An F-18D Hornet, belonging to the VFA-106 “Gladiators” crashed on Apr. 6, 2012 at around into 12.15 LT into apartments at Fleming Circle, Virginia Beach causing at least 6 injuries and damaging or destroying five buildings. The exact location of the crash should be a complex located here: 36°51’4.37″N 75°59’34.28″W
Both pilots ejected safely, even if one of the pilots was reportedly recovered still in his seat.
Image credit: AP
Image of the crashed VFA-106 Hornet shows right engine nozzle fully open, and left nozzle closed: this could be a sign that, while the right engine was working properly providing max thrust, the left one was not (hence the closed engine nozzle).
Based at Naval Air Station (NAS) Oceana the VFA-106 serves as the East Coast Fleet Replacement Squadron whose mission is to train Navy and Marine Corps F/A-18 Replacement Pilots and Weapon Systems Officers (WSOs) to support fleet commitments.
The Squadron serves also as the U.S. Navy East Tactical Demo team and a soloist F-18C of the team performed at the recent Sun n’ Fun.
Image credit: Flickr/Nick_Thomas
According to reports, some loud bangs were heard: this could be a symptom of a compressor stall.
“A compressor stall is a situation of abnormal airflow resulting from a stall of the aerofoils within the compressor.

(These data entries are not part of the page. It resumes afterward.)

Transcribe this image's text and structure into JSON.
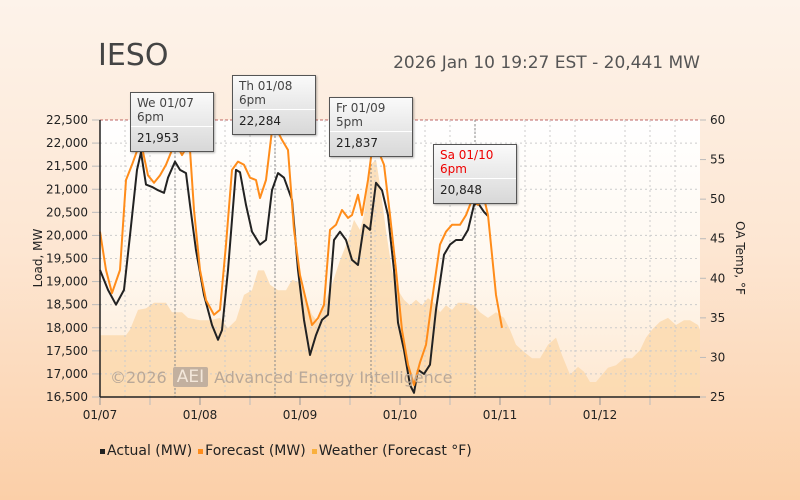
{
  "header": {
    "title": "IESO",
    "subtitle": "2026 Jan 10 19:27 EST - 20,441 MW"
  },
  "watermark": {
    "copyright": "©2026",
    "logo": "AEI",
    "company": "Advanced Energy Intelligence"
  },
  "tooltips": [
    {
      "label": "We 01/07 6pm",
      "value": "21,953",
      "day": 0.75,
      "highlight": false
    },
    {
      "label": "Th 01/08 6pm",
      "value": "22,284",
      "day": 1.75,
      "highlight": false
    },
    {
      "label": "Fr 01/09 5pm",
      "value": "21,837",
      "day": 2.71,
      "highlight": false
    },
    {
      "label": "Sa 01/10 6pm",
      "value": "20,848",
      "day": 3.75,
      "highlight": true
    }
  ],
  "chart_data": {
    "type": "line",
    "x_unit": "days since 01/07 00:00",
    "xlim": [
      0,
      6
    ],
    "x_ticks": [
      {
        "v": 0,
        "label": "01/07"
      },
      {
        "v": 1,
        "label": "01/08"
      },
      {
        "v": 2,
        "label": "01/09"
      },
      {
        "v": 3,
        "label": "01/10"
      },
      {
        "v": 4,
        "label": "01/11"
      },
      {
        "v": 5,
        "label": "01/12"
      }
    ],
    "ylabel": "Load, MW",
    "ylim": [
      16500,
      22500
    ],
    "y_ticks": [
      "16,500",
      "17,000",
      "17,500",
      "18,000",
      "18,500",
      "19,000",
      "19,500",
      "20,000",
      "20,500",
      "21,000",
      "21,500",
      "22,000",
      "22,500"
    ],
    "y2label": "OA Temp, °F",
    "y2lim": [
      25,
      60
    ],
    "y2_ticks": [
      "25",
      "30",
      "35",
      "40",
      "45",
      "50",
      "55",
      "60"
    ],
    "colors": {
      "actual": "#222222",
      "forecast": "#ff8c1a",
      "weather": "#fbd7a8"
    },
    "series": [
      {
        "name": "Actual (MW)",
        "axis": "left",
        "points": [
          [
            0,
            19250
          ],
          [
            0.08,
            18820
          ],
          [
            0.16,
            18500
          ],
          [
            0.24,
            18820
          ],
          [
            0.3,
            20000
          ],
          [
            0.37,
            21420
          ],
          [
            0.41,
            21800
          ],
          [
            0.46,
            21100
          ],
          [
            0.52,
            21050
          ],
          [
            0.58,
            20980
          ],
          [
            0.64,
            20920
          ],
          [
            0.68,
            21250
          ],
          [
            0.75,
            21600
          ],
          [
            0.8,
            21420
          ],
          [
            0.86,
            21350
          ],
          [
            0.9,
            20660
          ],
          [
            0.96,
            19680
          ],
          [
            1.04,
            18710
          ],
          [
            1.12,
            18060
          ],
          [
            1.18,
            17740
          ],
          [
            1.22,
            17950
          ],
          [
            1.28,
            19250
          ],
          [
            1.36,
            21420
          ],
          [
            1.4,
            21370
          ],
          [
            1.46,
            20660
          ],
          [
            1.52,
            20080
          ],
          [
            1.6,
            19800
          ],
          [
            1.66,
            19900
          ],
          [
            1.72,
            20980
          ],
          [
            1.78,
            21350
          ],
          [
            1.84,
            21250
          ],
          [
            1.92,
            20770
          ],
          [
            1.98,
            19250
          ],
          [
            2.04,
            18170
          ],
          [
            2.1,
            17410
          ],
          [
            2.16,
            17840
          ],
          [
            2.22,
            18170
          ],
          [
            2.28,
            18280
          ],
          [
            2.34,
            19900
          ],
          [
            2.4,
            20080
          ],
          [
            2.46,
            19900
          ],
          [
            2.52,
            19470
          ],
          [
            2.58,
            19360
          ],
          [
            2.64,
            20230
          ],
          [
            2.7,
            20120
          ],
          [
            2.76,
            21140
          ],
          [
            2.82,
            20980
          ],
          [
            2.88,
            20440
          ],
          [
            2.94,
            19250
          ],
          [
            2.98,
            18110
          ],
          [
            3.04,
            17520
          ],
          [
            3.1,
            16760
          ],
          [
            3.14,
            16590
          ],
          [
            3.18,
            17090
          ],
          [
            3.24,
            17000
          ],
          [
            3.3,
            17200
          ],
          [
            3.36,
            18390
          ],
          [
            3.44,
            19580
          ],
          [
            3.5,
            19800
          ],
          [
            3.56,
            19900
          ],
          [
            3.62,
            19900
          ],
          [
            3.68,
            20120
          ],
          [
            3.74,
            20660
          ],
          [
            3.78,
            20700
          ],
          [
            3.84,
            20510
          ],
          [
            3.88,
            20420
          ]
        ]
      },
      {
        "name": "Forecast (MW)",
        "axis": "left",
        "points": [
          [
            0,
            20080
          ],
          [
            0.06,
            19250
          ],
          [
            0.12,
            18750
          ],
          [
            0.2,
            19250
          ],
          [
            0.26,
            21200
          ],
          [
            0.32,
            21530
          ],
          [
            0.38,
            21890
          ],
          [
            0.42,
            21910
          ],
          [
            0.48,
            21300
          ],
          [
            0.54,
            21140
          ],
          [
            0.6,
            21300
          ],
          [
            0.66,
            21530
          ],
          [
            0.72,
            21850
          ],
          [
            0.77,
            21950
          ],
          [
            0.82,
            21740
          ],
          [
            0.86,
            21890
          ],
          [
            0.9,
            21850
          ],
          [
            0.94,
            20550
          ],
          [
            1.0,
            19250
          ],
          [
            1.06,
            18600
          ],
          [
            1.14,
            18280
          ],
          [
            1.2,
            18390
          ],
          [
            1.26,
            19800
          ],
          [
            1.32,
            21420
          ],
          [
            1.38,
            21600
          ],
          [
            1.44,
            21530
          ],
          [
            1.5,
            21250
          ],
          [
            1.56,
            21200
          ],
          [
            1.6,
            20810
          ],
          [
            1.66,
            21200
          ],
          [
            1.72,
            22280
          ],
          [
            1.77,
            22280
          ],
          [
            1.82,
            22070
          ],
          [
            1.88,
            21850
          ],
          [
            1.94,
            20120
          ],
          [
            2.0,
            19140
          ],
          [
            2.06,
            18600
          ],
          [
            2.12,
            18060
          ],
          [
            2.18,
            18210
          ],
          [
            2.24,
            18500
          ],
          [
            2.3,
            20120
          ],
          [
            2.36,
            20230
          ],
          [
            2.42,
            20550
          ],
          [
            2.48,
            20380
          ],
          [
            2.52,
            20440
          ],
          [
            2.58,
            20880
          ],
          [
            2.62,
            20440
          ],
          [
            2.68,
            21200
          ],
          [
            2.72,
            21850
          ],
          [
            2.78,
            21850
          ],
          [
            2.84,
            21530
          ],
          [
            2.9,
            20440
          ],
          [
            2.96,
            19250
          ],
          [
            3.02,
            17950
          ],
          [
            3.08,
            17200
          ],
          [
            3.14,
            16760
          ],
          [
            3.2,
            17250
          ],
          [
            3.26,
            17630
          ],
          [
            3.32,
            18600
          ],
          [
            3.4,
            19800
          ],
          [
            3.46,
            20080
          ],
          [
            3.52,
            20230
          ],
          [
            3.6,
            20230
          ],
          [
            3.66,
            20440
          ],
          [
            3.72,
            20770
          ],
          [
            3.78,
            20660
          ],
          [
            3.84,
            20810
          ],
          [
            3.88,
            20440
          ],
          [
            3.92,
            19580
          ],
          [
            3.96,
            18710
          ],
          [
            4.02,
            18000
          ]
        ]
      },
      {
        "name": "Weather (Forecast °F)",
        "axis": "right",
        "type": "area",
        "points": [
          [
            0,
            32.8
          ],
          [
            0.26,
            32.8
          ],
          [
            0.3,
            33.5
          ],
          [
            0.38,
            36
          ],
          [
            0.46,
            36.2
          ],
          [
            0.54,
            36.9
          ],
          [
            0.66,
            36.9
          ],
          [
            0.72,
            35.7
          ],
          [
            0.82,
            35.7
          ],
          [
            0.88,
            35
          ],
          [
            1.0,
            34.7
          ],
          [
            1.1,
            34.7
          ],
          [
            1.2,
            35
          ],
          [
            1.28,
            33.7
          ],
          [
            1.36,
            34.7
          ],
          [
            1.44,
            37.9
          ],
          [
            1.52,
            38.5
          ],
          [
            1.58,
            41
          ],
          [
            1.64,
            41
          ],
          [
            1.7,
            39.2
          ],
          [
            1.78,
            38.5
          ],
          [
            1.86,
            38.5
          ],
          [
            1.92,
            39.8
          ],
          [
            2.0,
            39.5
          ],
          [
            2.06,
            37.5
          ],
          [
            2.12,
            35.4
          ],
          [
            2.18,
            34.5
          ],
          [
            2.26,
            37.3
          ],
          [
            2.32,
            39.2
          ],
          [
            2.4,
            42.3
          ],
          [
            2.48,
            44.8
          ],
          [
            2.54,
            47.4
          ],
          [
            2.6,
            46.1
          ],
          [
            2.64,
            48
          ],
          [
            2.7,
            54.3
          ],
          [
            2.76,
            55
          ],
          [
            2.8,
            51.8
          ],
          [
            2.86,
            46
          ],
          [
            2.92,
            41
          ],
          [
            2.98,
            38.5
          ],
          [
            3.04,
            37.3
          ],
          [
            3.1,
            36.6
          ],
          [
            3.16,
            37.3
          ],
          [
            3.22,
            36.6
          ],
          [
            3.28,
            37.5
          ],
          [
            3.34,
            36.9
          ],
          [
            3.4,
            35.7
          ],
          [
            3.46,
            36.6
          ],
          [
            3.52,
            36
          ],
          [
            3.58,
            36.9
          ],
          [
            3.66,
            36.9
          ],
          [
            3.74,
            36.6
          ],
          [
            3.8,
            35.7
          ],
          [
            3.88,
            35
          ],
          [
            3.96,
            35.7
          ],
          [
            4.04,
            35
          ],
          [
            4.1,
            33.5
          ],
          [
            4.16,
            31.6
          ],
          [
            4.24,
            30.7
          ],
          [
            4.32,
            29.9
          ],
          [
            4.4,
            29.9
          ],
          [
            4.48,
            31.6
          ],
          [
            4.56,
            32.5
          ],
          [
            4.62,
            30.3
          ],
          [
            4.7,
            27.8
          ],
          [
            4.78,
            28.8
          ],
          [
            4.84,
            28.2
          ],
          [
            4.9,
            26.9
          ],
          [
            4.96,
            26.9
          ],
          [
            5.02,
            27.8
          ],
          [
            5.08,
            28.7
          ],
          [
            5.16,
            29
          ],
          [
            5.24,
            29.9
          ],
          [
            5.32,
            29.9
          ],
          [
            5.4,
            30.9
          ],
          [
            5.46,
            32.5
          ],
          [
            5.52,
            33.5
          ],
          [
            5.6,
            34.5
          ],
          [
            5.68,
            35
          ],
          [
            5.76,
            34.1
          ],
          [
            5.84,
            34.7
          ],
          [
            5.9,
            34.7
          ],
          [
            5.98,
            34.1
          ],
          [
            6.0,
            33.5
          ]
        ]
      }
    ],
    "legend": {
      "position": "bottom-left",
      "items": [
        "Actual (MW)",
        "Forecast (MW)",
        "Weather (Forecast °F)"
      ]
    }
  }
}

Stall is found in dynamic compressors, particularly axial compressors, as used in jet engines and turbochargers for reciprocating engines. Compressor stalls result in a loss of compressor performance, which can vary in severity from a momentary engine power drop (occurring so quickly it is barely registered on engine instruments) to a complete loss of compression (compressor surge) necessitating a reduction in the fuel flow to the engine” (Wiki).

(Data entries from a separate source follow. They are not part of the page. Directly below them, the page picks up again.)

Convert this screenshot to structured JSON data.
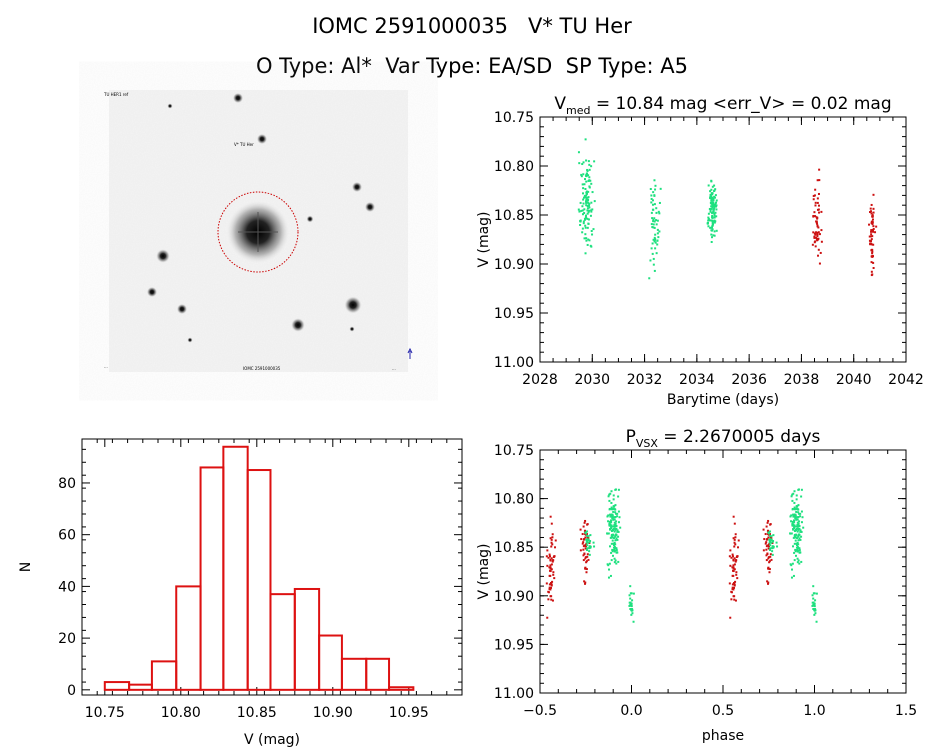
{
  "header": {
    "title": "IOMC 2591000035   V* TU Her",
    "subtitle": "O Type: Al*  Var Type: EA/SD  SP Type: A5"
  },
  "colors": {
    "series_early": "#1ee07f",
    "series_late": "#cc1111",
    "histogram": "#dd1111",
    "axes": "#000000"
  },
  "image_panel": {
    "corner_labels": [
      "TU HER1 ref",
      "V* TU Her",
      "IOMC 2591000035",
      "...",
      "..."
    ]
  },
  "chart_data": [
    {
      "id": "lightcurve",
      "type": "scatter",
      "title_main": "V",
      "title_sub": "med",
      "title_rest": " = 10.84 mag <err_V> = 0.02 mag",
      "xlabel": "Barytime (days)",
      "ylabel": "V (mag)",
      "xlim": [
        2028,
        2042
      ],
      "ylim": [
        11.0,
        10.75
      ],
      "xticks": [
        2028,
        2030,
        2032,
        2034,
        2036,
        2038,
        2040,
        2042
      ],
      "yticks": [
        "10.75",
        "10.80",
        "10.85",
        "10.90",
        "10.95",
        "11.00"
      ],
      "series": [
        {
          "color": "#1ee07f",
          "clusters": [
            {
              "x": 2029.8,
              "spread": 0.45,
              "n": 120,
              "ymin": 10.75,
              "ymax": 10.92,
              "ycenter": 10.835
            },
            {
              "x": 2032.4,
              "spread": 0.35,
              "n": 60,
              "ymin": 10.79,
              "ymax": 10.96,
              "ycenter": 10.86
            },
            {
              "x": 2034.6,
              "spread": 0.3,
              "n": 110,
              "ymin": 10.79,
              "ymax": 10.9,
              "ycenter": 10.845
            }
          ]
        },
        {
          "color": "#cc1111",
          "clusters": [
            {
              "x": 2038.6,
              "spread": 0.35,
              "n": 60,
              "ymin": 10.8,
              "ymax": 10.94,
              "ycenter": 10.86
            },
            {
              "x": 2040.7,
              "spread": 0.2,
              "n": 60,
              "ymin": 10.79,
              "ymax": 10.94,
              "ycenter": 10.87
            }
          ]
        }
      ]
    },
    {
      "id": "histogram",
      "type": "bar",
      "xlabel": "V (mag)",
      "ylabel": "N",
      "xlim": [
        10.735,
        10.985
      ],
      "ylim": [
        -2,
        97
      ],
      "xticks": [
        "10.75",
        "10.80",
        "10.85",
        "10.90",
        "10.95"
      ],
      "yticks": [
        "0",
        "20",
        "40",
        "60",
        "80"
      ],
      "bin_edges": [
        10.75,
        10.766,
        10.781,
        10.797,
        10.813,
        10.828,
        10.844,
        10.859,
        10.875,
        10.891,
        10.906,
        10.922,
        10.937,
        10.953,
        10.969
      ],
      "counts": [
        3,
        2,
        11,
        40,
        86,
        94,
        85,
        37,
        39,
        21,
        12,
        12,
        1,
        0
      ]
    },
    {
      "id": "phased",
      "type": "scatter",
      "title_main": "P",
      "title_sub": "VSX",
      "title_rest": " = 2.2670005 days",
      "xlabel": "phase",
      "ylabel": "V (mag)",
      "xlim": [
        -0.5,
        1.5
      ],
      "ylim": [
        11.0,
        10.75
      ],
      "xticks": [
        "−0.5",
        "0.0",
        "0.5",
        "1.0",
        "1.5"
      ],
      "yticks": [
        "10.75",
        "10.80",
        "10.85",
        "10.90",
        "10.95",
        "11.00"
      ],
      "series": [
        {
          "color": "#cc1111",
          "clusters": [
            {
              "x": -0.44,
              "spread": 0.05,
              "n": 60,
              "ymin": 10.8,
              "ymax": 10.94,
              "ycenter": 10.87
            },
            {
              "x": -0.25,
              "spread": 0.05,
              "n": 50,
              "ymin": 10.8,
              "ymax": 10.93,
              "ycenter": 10.85
            }
          ]
        },
        {
          "color": "#1ee07f",
          "clusters": [
            {
              "x": -0.23,
              "spread": 0.04,
              "n": 30,
              "ymin": 10.82,
              "ymax": 10.87,
              "ycenter": 10.845
            },
            {
              "x": -0.1,
              "spread": 0.06,
              "n": 140,
              "ymin": 10.75,
              "ymax": 10.9,
              "ycenter": 10.835
            },
            {
              "x": 0.0,
              "spread": 0.02,
              "n": 25,
              "ymin": 10.88,
              "ymax": 10.96,
              "ycenter": 10.91
            }
          ]
        }
      ],
      "repeat_offset": 1.0
    }
  ]
}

A particular kind of stall is the so-called compressor surge that is a complete breakdown in compression that occurs when compressor’s blades stall (airfoils) just like an airplane wing stalls, because the flow is disrupted or the angle of attack gets too high, forward flow through the compressor can no longer be maintained, air piles up in the rear stages of the compressor without being compressed and a momentary reversal of flow causes a violent expulsion of previously compressed air out (sometimes) through the intakes too. The excess air can cause a loud bang a flames (because of the high temperatures).

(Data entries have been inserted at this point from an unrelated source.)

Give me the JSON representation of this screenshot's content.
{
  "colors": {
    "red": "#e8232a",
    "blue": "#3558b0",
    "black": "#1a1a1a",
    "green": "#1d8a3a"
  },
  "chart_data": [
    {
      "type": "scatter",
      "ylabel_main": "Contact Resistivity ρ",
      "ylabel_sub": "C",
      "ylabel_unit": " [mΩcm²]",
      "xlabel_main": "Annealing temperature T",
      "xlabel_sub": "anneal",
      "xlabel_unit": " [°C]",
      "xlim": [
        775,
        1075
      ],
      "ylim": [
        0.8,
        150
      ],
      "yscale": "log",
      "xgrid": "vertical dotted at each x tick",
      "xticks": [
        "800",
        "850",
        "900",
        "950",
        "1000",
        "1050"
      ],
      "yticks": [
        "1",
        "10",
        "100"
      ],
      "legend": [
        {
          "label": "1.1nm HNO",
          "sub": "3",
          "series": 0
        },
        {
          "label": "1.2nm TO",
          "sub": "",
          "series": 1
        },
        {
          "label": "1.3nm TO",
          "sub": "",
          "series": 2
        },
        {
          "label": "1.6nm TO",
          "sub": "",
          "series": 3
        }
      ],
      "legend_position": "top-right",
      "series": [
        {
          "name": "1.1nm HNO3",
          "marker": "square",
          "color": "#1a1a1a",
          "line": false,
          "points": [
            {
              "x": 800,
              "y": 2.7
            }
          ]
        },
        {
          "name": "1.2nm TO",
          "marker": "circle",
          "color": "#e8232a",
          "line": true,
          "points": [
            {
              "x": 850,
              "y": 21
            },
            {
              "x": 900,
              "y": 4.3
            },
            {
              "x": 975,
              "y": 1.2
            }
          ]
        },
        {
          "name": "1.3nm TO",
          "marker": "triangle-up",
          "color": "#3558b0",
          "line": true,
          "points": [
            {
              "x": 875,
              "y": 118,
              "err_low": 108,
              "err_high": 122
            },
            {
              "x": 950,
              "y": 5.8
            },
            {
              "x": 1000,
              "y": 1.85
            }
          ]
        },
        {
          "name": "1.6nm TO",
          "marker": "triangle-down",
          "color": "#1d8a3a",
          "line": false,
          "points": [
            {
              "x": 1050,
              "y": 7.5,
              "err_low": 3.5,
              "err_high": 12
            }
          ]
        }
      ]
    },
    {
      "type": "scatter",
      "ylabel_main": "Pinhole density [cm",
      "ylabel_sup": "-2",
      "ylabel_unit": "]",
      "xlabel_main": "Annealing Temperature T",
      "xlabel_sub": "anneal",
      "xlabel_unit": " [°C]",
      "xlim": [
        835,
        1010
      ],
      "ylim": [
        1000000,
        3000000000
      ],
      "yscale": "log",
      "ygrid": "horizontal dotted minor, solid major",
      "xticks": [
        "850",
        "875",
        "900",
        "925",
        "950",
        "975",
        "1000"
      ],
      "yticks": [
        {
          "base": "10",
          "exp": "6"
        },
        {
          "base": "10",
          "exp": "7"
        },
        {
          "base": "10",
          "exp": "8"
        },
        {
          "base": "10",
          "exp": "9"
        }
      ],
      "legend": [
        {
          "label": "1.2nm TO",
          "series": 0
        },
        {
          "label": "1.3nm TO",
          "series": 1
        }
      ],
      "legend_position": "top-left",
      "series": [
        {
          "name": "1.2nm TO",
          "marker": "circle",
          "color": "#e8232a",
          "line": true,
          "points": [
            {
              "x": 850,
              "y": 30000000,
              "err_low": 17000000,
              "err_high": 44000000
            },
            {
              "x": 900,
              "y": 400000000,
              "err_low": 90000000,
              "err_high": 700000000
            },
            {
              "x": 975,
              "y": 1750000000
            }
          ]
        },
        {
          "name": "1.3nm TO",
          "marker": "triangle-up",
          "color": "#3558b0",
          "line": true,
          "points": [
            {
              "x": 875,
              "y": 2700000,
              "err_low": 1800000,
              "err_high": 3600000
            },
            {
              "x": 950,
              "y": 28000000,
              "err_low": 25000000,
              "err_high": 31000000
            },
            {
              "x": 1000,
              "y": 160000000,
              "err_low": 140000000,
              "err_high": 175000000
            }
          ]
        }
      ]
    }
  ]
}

Unless blades are damaged because of FOD (Foreign Object Damage) or birdstrike, the compressor will usually recover to normal flow once the engine pressure ratio reduces to a level at which the compressor is capable of sustaining stable airflow. Some engines have automatic recover functions even if pilots experiencing the surge can be compelled to act on the throttle or, in some cases, relight the engine.
On Dec. 9, 2008, a similar accident happened on the West Coast, when another F/A-18D Hornet, belonging to the VMFAT-101, crashed into a residential area of San Diego.